Thursday, May 12, 2011

Palmer Amaranth in Soybeans

Wesley Everman, Weed Science Extension Specialist
Alan York, Professor Emeritus
Crop Science Department, North Carolina State University

Glyphosate-resistant Palmer amaranth is wide-spread across the Coastal Plain and is showing up alarmingly fast in the Piedmont. Not all Palmer amaranth in North Carolina is glyphosate-resistant. However, growers are encouraged to assume that all Palmer amaranth is resistant to glyphosate and to react accordingly.

Growers who currently do not have Palmer amaranth are encouraged to prevent it from becoming established. Learn to recognize the weed and remove any escapes before a seed head is produced. A single female Palmer amaranth can produce a half million seed. If the seed were uniformly distributed, that is equivalent to more than 10 seed per square foot over an entire acre. Don't ignore escaped weeds; devastating populations can build up quickly. Clean equipment as well as possible when moving from infested to non-infested fields.

Rotate crops and chemistry as much as possible. Include corn in the rotation where practical; atrazine-based programs are very effective on Palmer amaranth. Be careful to not negate the benefits of rotation by allowing a crop of seed to be produced after corn harvest. In the fall, Palmer amaranth can go from seed to seed in about 40 days.

Palmer Amaranth Control in Roundup Ready Soybeans

Programs for Palmer amaranth control in Roundup Ready soybeans are detailed on the back of this sheet. Three key points should be kept in mind. First, a residual herbicide applied preplant or preemergence should always be included in a program. Additional residual control from a postemergence application is also beneficial. All of the postemergence options listed on the back, except Harmony SG, have residual activity on Palmer amaranth. The second key point is timing of application. Palmer amaranth should be treated postemergence before it exceeds 4 inches tall. If the weed is resistant to glyphosate, the material mixed with glyphosate must do all the work; hence, the treatment should be applied to weeds of the size appropriate for the tank-mix partner. Remember, this weed can grow an inch or more per day. Treating larger weeds not only results in less control, but it can also accelerate selection for resistance to PPO inhibitors (Authority, Blazer, Cobra, Envive, Flexstar, Prefix, Reflex, Valor, others), something we can ill afford.

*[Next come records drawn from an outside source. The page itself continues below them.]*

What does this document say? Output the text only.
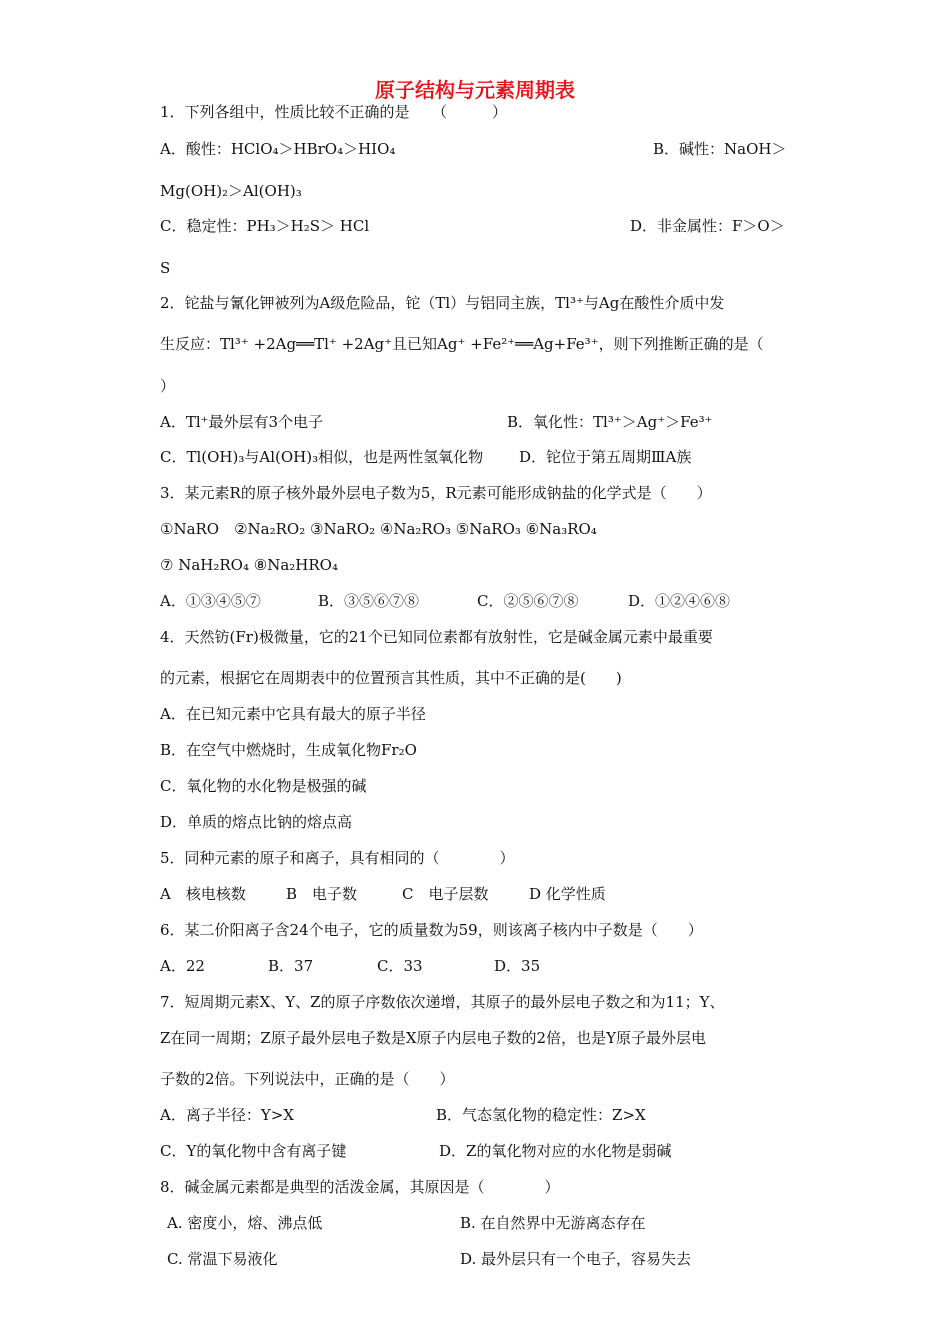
原子结构与元素周期表
1．下列各组中，性质比较不正确的是　　（　　　）
A．酸性：HClO₄＞HBrO₄＞HIO₄	B．碱性：NaOH＞
Mg(OH)₂＞Al(OH)₃
C．稳定性：PH₃＞H₂S＞ HCl	D．非金属性：F＞O＞
S
2．铊盐与氰化钾被列为A级危险品，铊（Tl）与铝同主族，Tl³⁺与Ag在酸性介质中发
生反应：Tl³⁺ +2Ag══Tl⁺ +2Ag⁺且已知Ag⁺ +Fe²⁺══Ag+Fe³⁺，则下列推断正确的是（
）
A．Tl⁺最外层有3个电子	B．氧化性：Tl³⁺＞Ag⁺＞Fe³⁺
C．Tl(OH)₃与Al(OH)₃相似，也是两性氢氧化物 D．铊位于第五周期ⅢA族
3．某元素R的原子核外最外层电子数为5，R元素可能形成钠盐的化学式是（　　）
①NaRO　②Na₂RO₂ ③NaRO₂ ④Na₂RO₃ ⑤NaRO₃ ⑥Na₃RO₄
⑦ NaH₂RO₄ ⑧Na₂HRO₄
A．①③④⑤⑦	B．③⑤⑥⑦⑧	C．②⑤⑥⑦⑧	D．①②④⑥⑧
4．天然钫(Fr)极微量，它的21个已知同位素都有放射性，它是碱金属元素中最重要
的元素，根据它在周期表中的位置预言其性质，其中不正确的是(　　)
A．在已知元素中它具有最大的原子半径
B．在空气中燃烧时，生成氧化物Fr₂O
C．氧化物的水化物是极强的碱
D．单质的熔点比钠的熔点高
5．同种元素的原子和离子，具有相同的（　　　　）
A　核电核数	B　电子数	C　电子层数	D 化学性质
6．某二价阳离子含24个电子，它的质量数为59，则该离子核内中子数是（　　）
A．22	B．37	C．33	D．35
7．短周期元素X、Y、Z的原子序数依次递增，其原子的最外层电子数之和为11；Y、
Z在同一周期；Z原子最外层电子数是X原子内层电子数的2倍，也是Y原子最外层电
子数的2倍。下列说法中，正确的是（　　）
A．离子半径：Y>X	B．气态氢化物的稳定性：Z>X
C．Y的氧化物中含有离子键	D．Z的氧化物对应的水化物是弱碱
8．碱金属元素都是典型的活泼金属，其原因是（　　　　）
A. 密度小，熔、沸点低	B. 在自然界中无游离态存在
C. 常温下易液化	D. 最外层只有一个电子，容易失去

Third, fomesafen (the active ingredient in Flexstar and one of the ingredients in Prefix and Flexstar GT) behaves as a contact herbicide. That means good spray coverage is required. While lower spray volumes and air induction nozzles are fine with glyphosate alone, use of flat-fan nozzles and a spray volume of 15 gallons per acre or more will enhance Palmer amaranth control with Flexstar, Flexstar GT, and Prefix applied postemergence.

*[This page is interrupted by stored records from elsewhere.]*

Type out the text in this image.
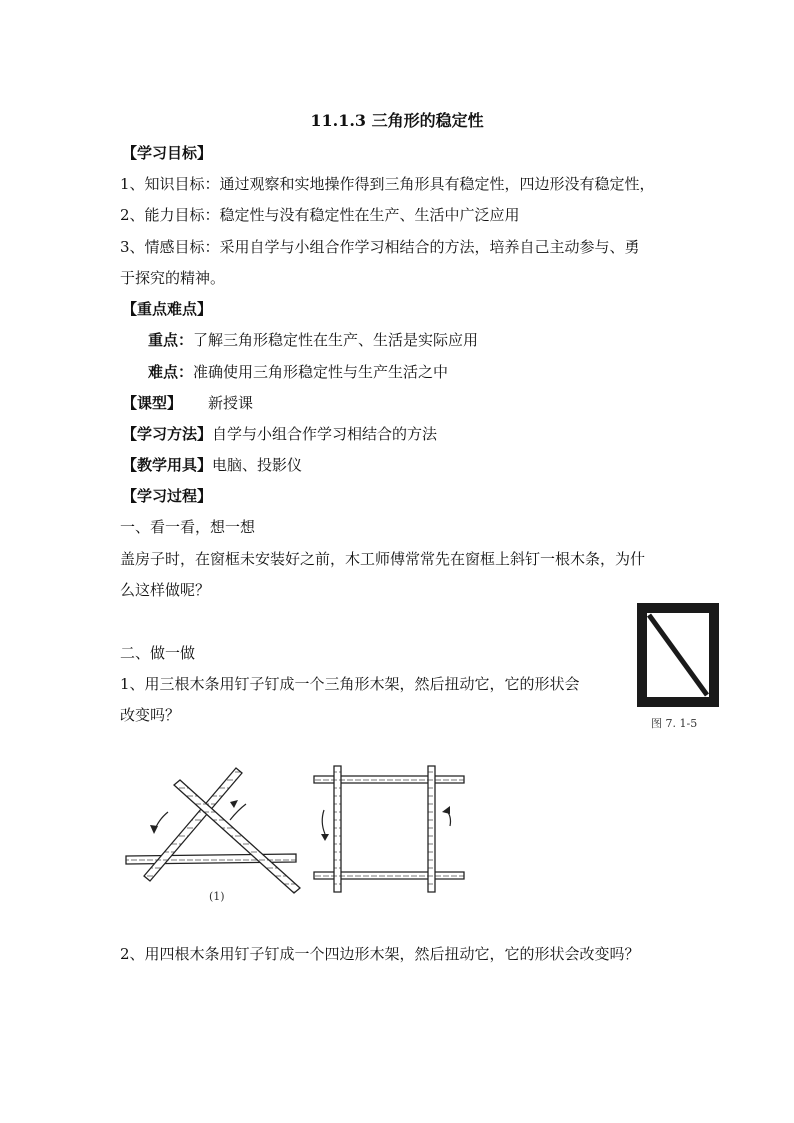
11.1.3 三角形的稳定性
【学习目标】
1、知识目标：通过观察和实地操作得到三角形具有稳定性，四边形没有稳定性，
2、能力目标：稳定性与没有稳定性在生产、生活中广泛应用
3、情感目标：采用自学与小组合作学习相结合的方法，培养自己主动参与、勇
于探究的精神。
【重点难点】
重点：了解三角形稳定性在生产、生活是实际应用
难点：准确使用三角形稳定性与生产生活之中
【课型】 新授课
【学习方法】自学与小组合作学习相结合的方法
【教学用具】电脑、投影仪
【学习过程】
一、看一看，想一想
盖房子时，在窗框未安装好之前，木工师傅常常先在窗框上斜钉一根木条，为什
么这样做呢？
二、做一做
1、用三根木条用钉子钉成一个三角形木架，然后扭动它，它的形状会
改变吗？	图 7. 1-5
(1)
2、用四根木条用钉子钉成一个四边形木架，然后扭动它，它的形状会改变吗？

Palmer Amaranth Control in LibertyLink Soybeans

Management programs for Palmer amaranth in LibertyLink soybeans are basically the same as those for Roundup Ready soybeans (detailed on the back) with the obvious exception that Ignite 280 herbicide is used instead of glyphosate postemergence. Growers are encouraged to not abuse this herbicide. Ignite will likely be increasingly important for us in the future, hence we must avoid selection for resistance. Do not depend entirely on Ignite, do not exceed two applications per year, do not cut rates, and treat small weeds (treating large weeds is equivalent to cutting rates, which encourages resistance). A residual herbicide or herbicides applied preplant or preemergence is always recommended. Additional residual control can be obtained from Dual Magnum, Warrant, Flexstar, or Prefix mixed with Ignite. Timely application is critical for successful Palmer amaranth control with Ignite. For consistent control, Palmer amaranth must be 4 inches or less when treated. A supplemental label was recently issued for Ignite 280 that allows higher application rates on LibertyLink soybeans. The supplemental label allows two in-crop applications, with the first application being 22 to 36 fl oz/acre, and the second application being 22 to 29 fl oz. It is suggested that no less than 29 fl oz be applied. Hit them hard, hit them small. Ignite is a contact herbicide, hence good coverage is critical. It should be applied in a spray volume of at least 15 gallons per acre using flat-fan nozzles. Air-induction nozzles generally will not provide adequate coverage for a contact herbicide.